On choosing between them

I've been using Claude Code as my daily driver, so I'm not a neutral party here. But the honest comparison is that these tools solve slightly different problems. Codex Security is strong on scan speed and false-positive reduction at scale. Claude Code Security is stronger when the codebase is complex enough that pattern matching misses the real issues.

Neither one replaces a security-focused engineer. They make that engineer significantly more effective. If you don't have one, they don't fill the gap in the way the press releases imply.

The thing I'd actually watch is what happens at the agentic layer over the next six months. Both OpenAI and Anthropic are clearly moving toward agents that don't just propose patches but can also open PRs, run tests, and iterate. That's where the governance question gets harder.

What teams with agent-heavy workflows need

If you're running multiple agents, or thinking seriously about giving agents write access to production infrastructure, you probably need someone thinking about the oversight layer, not just the capability layer.

That's what our Fractional AI Lead is for.
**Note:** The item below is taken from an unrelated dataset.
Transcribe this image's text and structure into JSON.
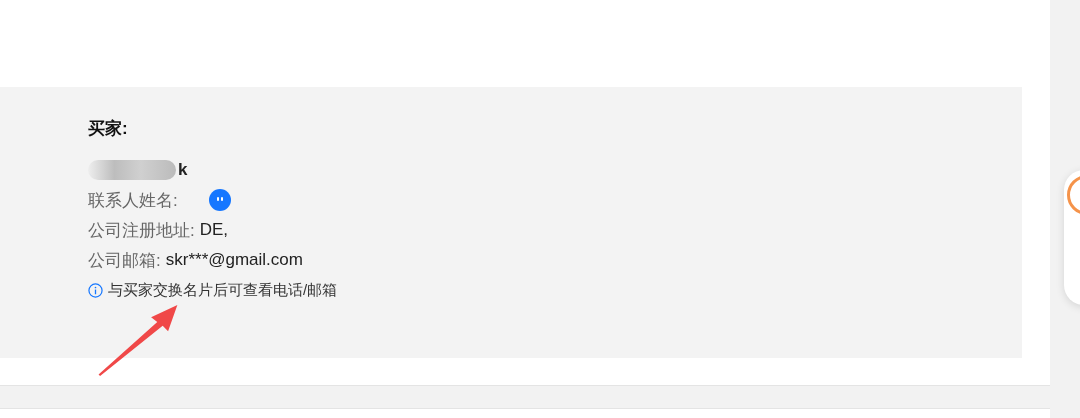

Not picking the best model (that changes every six weeks anyway), but building the policies, review processes, and accountability structures that let your team actually use these tools safely. The capability questions are mostly answered. The governance questions are where teams get stuck.

Two major labs shipped autonomous security agents in two weeks. That pace isn't slowing down. Getting your internal processes ready is the work that doesn't make headlines but matters more.